Here, we introduce a microfluidic device that enables the isolation, cultivation and drug screen of primary cancer cells from unprocessed liquid biopsies of patients with cancer, with the purpose of enhancing liquid biopsy-based personalized medicine approaches. The antigen-independent dynamic capture of single, homotypic and heterotypic clusters of cancer cells using low flow rates and subsequent culture provides combined capabilities that are insufficiently achieved with other technologies.

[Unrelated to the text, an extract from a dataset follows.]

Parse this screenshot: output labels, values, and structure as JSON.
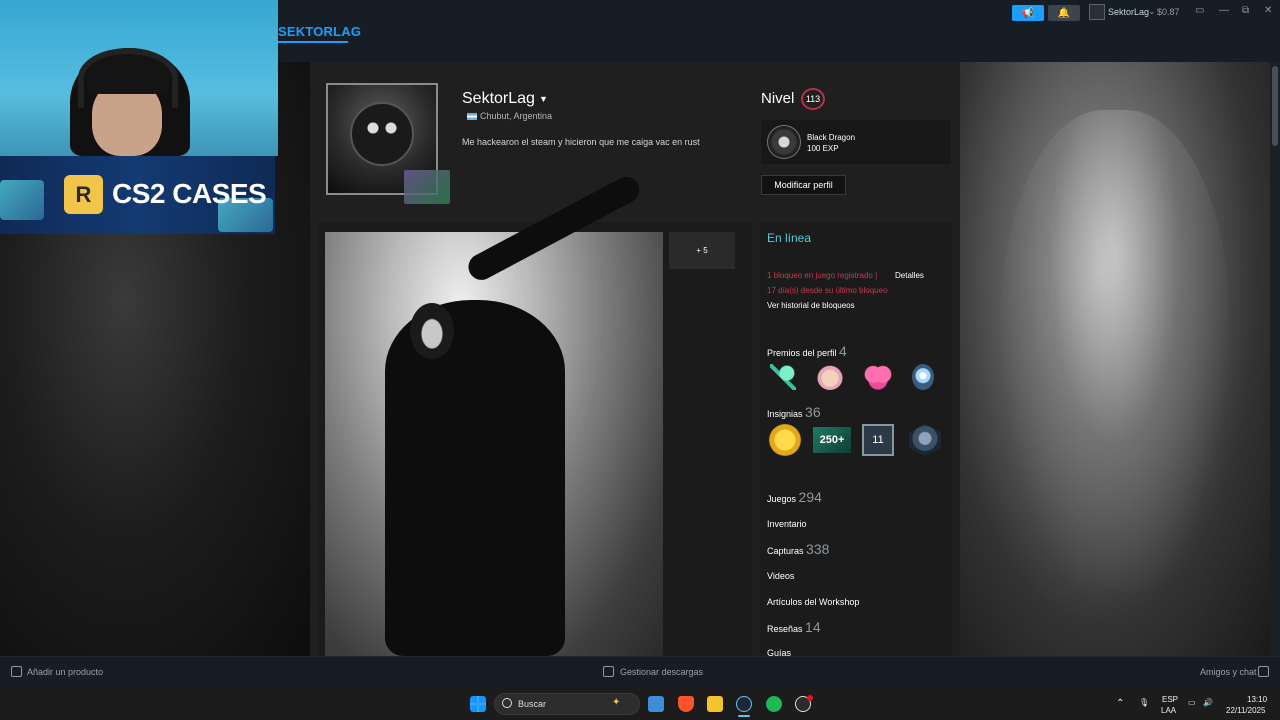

Existing approaches for primary cancer cell isolation and cultivation from liquid biopsies mostly involve preprocessing steps, which may not only lead to cell loss but can also interfere with culture success. In this context, we identified an optimal flow rate resulting in efficient isolation of viable single and clustered cancer cells, allowing us to successfully expand them and use them for drug susceptibility assays.

Currently, the clinical application of CTCs most frequently involves their enumeration and molecular phenotyping. However, a more comprehensive characterization of CTCs investigating their susceptibility to anticancer drugs in a short time is crucial to implement the concept of personalized medicine for treatment decisions. During tumour evolution, genomic instability contributes to the emergence of resistant tumour subclones, leading to highly complex genetic landscapes, especially in advanced disease stages, concurring with the inefficacy of anticancer treatments. After failure of multiple lines of therapy and tumour progression, especially in cases of tumour resistance, treatment decision guidelines are often insufficient. In contrast, our microfluidic method provides the possibility of direct small-scale drug screens with patient-derived cancer cells from liquid biopsies at virtually any disease stage. The combination of easy handling, low manufacturing costs of thermoplastics, expansion of cancer cells on-chip and the possibility of testing multiple drugs individually at the same time eliminates many challenges that previously hindered the translation of such technologies into the clinic. Future prospective studies will be needed to demonstrate the suitability of this technology for clinical decision-making in advanced cancer settings. In the long term, we envision that the “try and see” attitude that characterizes the treatment of very advanced cancers might be replaced with a more personalized, liquid biopsy-based approach for the identification of specific vulnerabilities.